At least 100,000 Rohingya refugees threatened by landslides and flooding. The findings of a risk analysis of Kutapalong and Balukhali refugee settlements suggest that a third of the area could be flooded during the upcoming monsoon season. More than 85,000 refugees could lose their shelters while another 23,000 living on steep slopes are at risk from landslides. UNICEF has warned that the monsoon rains will also bring an increased risk of diseases associated with dirty water, poor sanitation and malaria-carrying mosquitoes. The first of Bangladesh’s two cyclone seasons begins in March, while monsoon rains typically start in June. Engineering projects are underway to build reinforced footpaths, stairs, bridges and drainage networks. Work is scheduled in the coming weeks to level some of the steep hilltops and to relocate families living in the most precarious areas of the camp.


At least 90 people feared dead in shipwreck off Libya. A smugglers’ boat capsized early on Friday, leaving only three known survivors and 10 bodies washed up on shore, according to the International Organization for Migration. Survivors told aid workers that most of those on board were from Pakistan while some were Libyan. So far in 2018, 246 migrants and refugees have died or gone missing attempting to cross the Mediterranean to reach Europe.

Winter’s toll on Lebanon’s Syrian refugees. An estimated 250,000 Syrians live in tent camps across Lebanon, many of them in Bekaa Valley, where winter temperatures can drop below freezing and a storm last week flooded many tents. After years in exile, many of the refugees can no longer afford fuel to heat their tents and aid agencies are struggling to assist them with dwindling donor funds. UNHCR has received just US$143 million of a requested $228 million for its regional winter program.

Asylum applications in EU drop by nearly half in 2017. EU member states plus Norway and Switzerland recorded 707,000 asylum claims in 2017, a 43 per cent drop compared to the previous year, according to the EU Asylum Support Office (EASO). Syria was the top country of origin for the fifth year in a row, followed by Iraq, Afghanistan and Nigeria. One million asylum decisions were made, with 40 per cent resulting in a positive decision granting refugee status or subsidiary protection.

The refugee crisis isn’t about refugees, it’s about us.In this commentary for The Guardian, Chinese artist and activist Ai Weiwei explains how his childhood experiences have helped him identify with the experience of refugees. In his recently released film Human Flow, Ai documented the global refugee situation. He argues that instead of building walls to damn the flow of people seeking safety and freedom, we need to find ways to address the source of the flow.

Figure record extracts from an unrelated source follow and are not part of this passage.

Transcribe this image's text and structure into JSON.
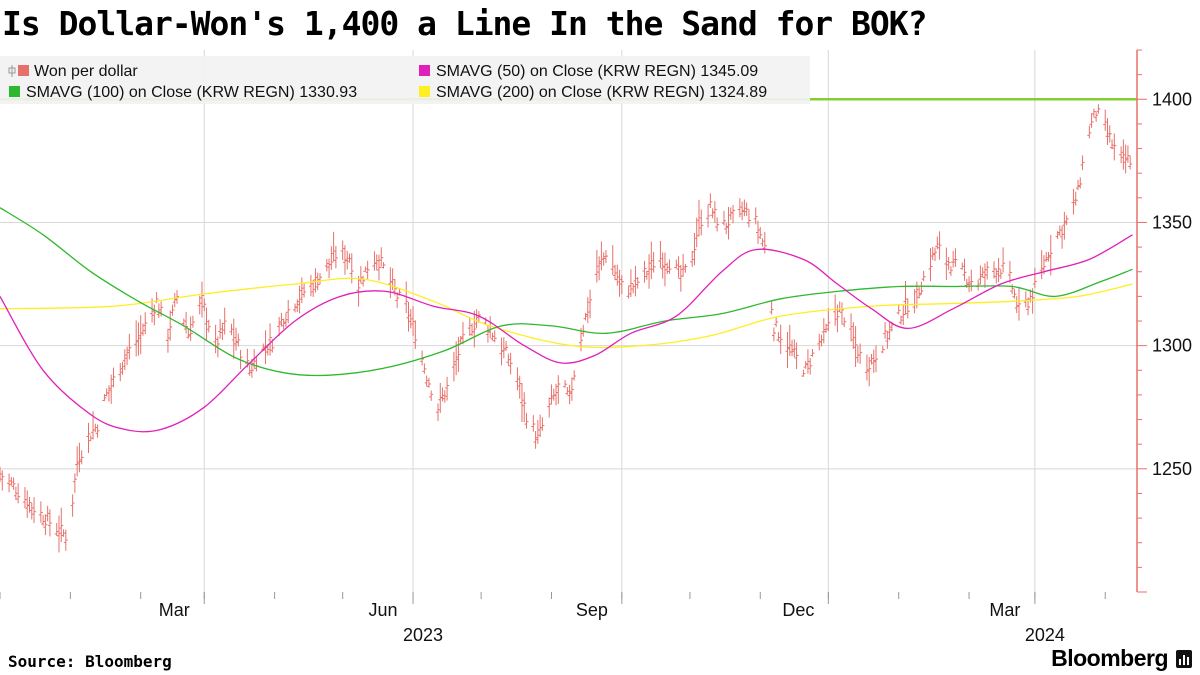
{
  "title": "Is Dollar-Won's 1,400 a Line In the Sand for BOK?",
  "source": "Source: Bloomberg",
  "brand": "Bloomberg",
  "brand_icon": "bloomberg-terminal-icon",
  "colors": {
    "price": "#e8706a",
    "sma50": "#e020b8",
    "sma100": "#2eb82e",
    "sma200": "#ffee22",
    "ref_line": "#88cc33",
    "axis": "#e8706a",
    "grid": "#d8d8d8"
  },
  "chart_data": {
    "type": "line",
    "title": "Is Dollar-Won's 1,400 a Line In the Sand for BOK?",
    "ylim": [
      1200,
      1420
    ],
    "yticks": [
      1250,
      1300,
      1350,
      1400
    ],
    "ytick_labels": [
      "1250",
      "1300",
      "1350",
      "1400"
    ],
    "x_range": [
      "2022-12-01",
      "2024-04-15"
    ],
    "xticks": [
      {
        "date": "2023-03-01",
        "label": "Mar"
      },
      {
        "date": "2023-06-01",
        "label": "Jun"
      },
      {
        "date": "2023-09-01",
        "label": "Sep"
      },
      {
        "date": "2023-12-01",
        "label": "Dec"
      },
      {
        "date": "2024-03-01",
        "label": "Mar"
      }
    ],
    "year_labels": [
      {
        "date": "2023-06-01",
        "label": "2023"
      },
      {
        "date": "2024-03-01",
        "label": "2024"
      }
    ],
    "reference_line": 1400,
    "legend": [
      {
        "name": "Won per dollar",
        "value": ""
      },
      {
        "name": "SMAVG (50)  on Close (KRW REGN)",
        "value": "1345.09"
      },
      {
        "name": "SMAVG (100)  on Close (KRW REGN)",
        "value": "1330.93"
      },
      {
        "name": "SMAVG (200)  on Close (KRW REGN)",
        "value": "1324.89"
      }
    ],
    "price_anchors": [
      [
        "2022-12-01",
        1248
      ],
      [
        "2022-12-08",
        1242
      ],
      [
        "2022-12-15",
        1235
      ],
      [
        "2022-12-21",
        1230
      ],
      [
        "2022-12-26",
        1226
      ],
      [
        "2022-12-31",
        1222
      ],
      [
        "2023-01-04",
        1253
      ],
      [
        "2023-01-08",
        1262
      ],
      [
        "2023-01-13",
        1268
      ],
      [
        "2023-01-17",
        1280
      ],
      [
        "2023-01-22",
        1290
      ],
      [
        "2023-01-26",
        1297
      ],
      [
        "2023-01-31",
        1303
      ],
      [
        "2023-02-04",
        1310
      ],
      [
        "2023-02-08",
        1318
      ],
      [
        "2023-02-13",
        1305
      ],
      [
        "2023-02-17",
        1320
      ],
      [
        "2023-02-22",
        1305
      ],
      [
        "2023-02-28",
        1318
      ],
      [
        "2023-03-06",
        1300
      ],
      [
        "2023-03-11",
        1310
      ],
      [
        "2023-03-16",
        1300
      ],
      [
        "2023-03-21",
        1290
      ],
      [
        "2023-03-26",
        1298
      ],
      [
        "2023-03-31",
        1302
      ],
      [
        "2023-04-05",
        1312
      ],
      [
        "2023-04-10",
        1318
      ],
      [
        "2023-04-14",
        1322
      ],
      [
        "2023-04-19",
        1326
      ],
      [
        "2023-04-24",
        1332
      ],
      [
        "2023-04-29",
        1338
      ],
      [
        "2023-05-04",
        1336
      ],
      [
        "2023-05-08",
        1325
      ],
      [
        "2023-05-12",
        1332
      ],
      [
        "2023-05-16",
        1336
      ],
      [
        "2023-05-20",
        1330
      ],
      [
        "2023-05-25",
        1320
      ],
      [
        "2023-05-29",
        1316
      ],
      [
        "2023-06-02",
        1305
      ],
      [
        "2023-06-07",
        1288
      ],
      [
        "2023-06-12",
        1275
      ],
      [
        "2023-06-17",
        1285
      ],
      [
        "2023-06-22",
        1300
      ],
      [
        "2023-06-27",
        1308
      ],
      [
        "2023-07-01",
        1312
      ],
      [
        "2023-07-06",
        1305
      ],
      [
        "2023-07-11",
        1298
      ],
      [
        "2023-07-16",
        1290
      ],
      [
        "2023-07-21",
        1272
      ],
      [
        "2023-07-26",
        1262
      ],
      [
        "2023-07-31",
        1275
      ],
      [
        "2023-08-05",
        1285
      ],
      [
        "2023-08-09",
        1278
      ],
      [
        "2023-08-13",
        1300
      ],
      [
        "2023-08-17",
        1315
      ],
      [
        "2023-08-21",
        1330
      ],
      [
        "2023-08-25",
        1338
      ],
      [
        "2023-08-29",
        1330
      ],
      [
        "2023-09-02",
        1322
      ],
      [
        "2023-09-07",
        1325
      ],
      [
        "2023-09-12",
        1330
      ],
      [
        "2023-09-17",
        1336
      ],
      [
        "2023-09-22",
        1334
      ],
      [
        "2023-09-27",
        1328
      ],
      [
        "2023-10-01",
        1332
      ],
      [
        "2023-10-05",
        1350
      ],
      [
        "2023-10-10",
        1356
      ],
      [
        "2023-10-15",
        1348
      ],
      [
        "2023-10-20",
        1352
      ],
      [
        "2023-10-25",
        1355
      ],
      [
        "2023-10-30",
        1350
      ],
      [
        "2023-11-03",
        1340
      ],
      [
        "2023-11-07",
        1308
      ],
      [
        "2023-11-12",
        1302
      ],
      [
        "2023-11-16",
        1296
      ],
      [
        "2023-11-21",
        1290
      ],
      [
        "2023-11-26",
        1300
      ],
      [
        "2023-11-30",
        1305
      ],
      [
        "2023-12-04",
        1315
      ],
      [
        "2023-12-08",
        1312
      ],
      [
        "2023-12-13",
        1300
      ],
      [
        "2023-12-17",
        1292
      ],
      [
        "2023-12-21",
        1295
      ],
      [
        "2023-12-26",
        1303
      ],
      [
        "2023-12-31",
        1310
      ],
      [
        "2024-01-04",
        1316
      ],
      [
        "2024-01-09",
        1320
      ],
      [
        "2024-01-13",
        1330
      ],
      [
        "2024-01-18",
        1340
      ],
      [
        "2024-01-22",
        1335
      ],
      [
        "2024-01-26",
        1332
      ],
      [
        "2024-01-31",
        1328
      ],
      [
        "2024-02-04",
        1325
      ],
      [
        "2024-02-09",
        1330
      ],
      [
        "2024-02-14",
        1332
      ],
      [
        "2024-02-18",
        1330
      ],
      [
        "2024-02-23",
        1314
      ],
      [
        "2024-02-27",
        1318
      ],
      [
        "2024-03-02",
        1325
      ],
      [
        "2024-03-07",
        1338
      ],
      [
        "2024-03-11",
        1345
      ],
      [
        "2024-03-16",
        1352
      ],
      [
        "2024-03-20",
        1362
      ],
      [
        "2024-03-24",
        1385
      ],
      [
        "2024-03-28",
        1395
      ],
      [
        "2024-04-01",
        1388
      ],
      [
        "2024-04-05",
        1380
      ],
      [
        "2024-04-09",
        1375
      ],
      [
        "2024-04-13",
        1376
      ]
    ],
    "sma50": [
      [
        "2022-12-01",
        1320
      ],
      [
        "2022-12-20",
        1290
      ],
      [
        "2023-01-10",
        1272
      ],
      [
        "2023-01-25",
        1266
      ],
      [
        "2023-02-10",
        1266
      ],
      [
        "2023-03-01",
        1275
      ],
      [
        "2023-03-20",
        1292
      ],
      [
        "2023-04-10",
        1310
      ],
      [
        "2023-04-30",
        1320
      ],
      [
        "2023-05-20",
        1322
      ],
      [
        "2023-06-10",
        1316
      ],
      [
        "2023-06-30",
        1312
      ],
      [
        "2023-07-20",
        1300
      ],
      [
        "2023-08-05",
        1293
      ],
      [
        "2023-08-20",
        1296
      ],
      [
        "2023-09-05",
        1305
      ],
      [
        "2023-09-25",
        1312
      ],
      [
        "2023-10-15",
        1330
      ],
      [
        "2023-10-30",
        1339
      ],
      [
        "2023-11-20",
        1335
      ],
      [
        "2023-12-05",
        1325
      ],
      [
        "2023-12-20",
        1315
      ],
      [
        "2024-01-05",
        1307
      ],
      [
        "2024-01-25",
        1315
      ],
      [
        "2024-02-15",
        1325
      ],
      [
        "2024-03-05",
        1330
      ],
      [
        "2024-03-25",
        1335
      ],
      [
        "2024-04-13",
        1345
      ]
    ],
    "sma100": [
      [
        "2022-12-01",
        1356
      ],
      [
        "2022-12-20",
        1345
      ],
      [
        "2023-01-10",
        1330
      ],
      [
        "2023-01-31",
        1318
      ],
      [
        "2023-02-20",
        1308
      ],
      [
        "2023-03-15",
        1295
      ],
      [
        "2023-04-05",
        1289
      ],
      [
        "2023-04-25",
        1288
      ],
      [
        "2023-05-20",
        1291
      ],
      [
        "2023-06-15",
        1298
      ],
      [
        "2023-07-10",
        1308
      ],
      [
        "2023-08-01",
        1308
      ],
      [
        "2023-08-25",
        1305
      ],
      [
        "2023-09-20",
        1310
      ],
      [
        "2023-10-15",
        1313
      ],
      [
        "2023-11-10",
        1319
      ],
      [
        "2023-12-05",
        1322
      ],
      [
        "2024-01-01",
        1324
      ],
      [
        "2024-01-25",
        1324
      ],
      [
        "2024-02-20",
        1324
      ],
      [
        "2024-03-10",
        1320
      ],
      [
        "2024-03-30",
        1326
      ],
      [
        "2024-04-13",
        1331
      ]
    ],
    "sma200": [
      [
        "2022-12-01",
        1315
      ],
      [
        "2023-01-20",
        1316
      ],
      [
        "2023-03-01",
        1321
      ],
      [
        "2023-04-10",
        1325
      ],
      [
        "2023-05-10",
        1327
      ],
      [
        "2023-06-10",
        1318
      ],
      [
        "2023-07-05",
        1308
      ],
      [
        "2023-08-10",
        1300
      ],
      [
        "2023-09-10",
        1300
      ],
      [
        "2023-10-10",
        1304
      ],
      [
        "2023-11-10",
        1312
      ],
      [
        "2023-12-20",
        1316
      ],
      [
        "2024-01-20",
        1317
      ],
      [
        "2024-02-20",
        1318
      ],
      [
        "2024-03-20",
        1320
      ],
      [
        "2024-04-13",
        1325
      ]
    ]
  }
}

Mohamed and his younger brother Issam have been deaf since birth. As Syrian refugees in Lebanon, their parents barely scrape by on monthly food vouchers. There was no way they could afford to pay for costly cochlear implant surgery. But thanks to a chance encounter with Lebanese journalist Rima Maktabi and a video of her meeting with the two boys that went viral, the Kuwaiti Red Crescent offered to pay for the surgery.


Ninety per cent of people forced to flee the conflict in South Sudan are women and children.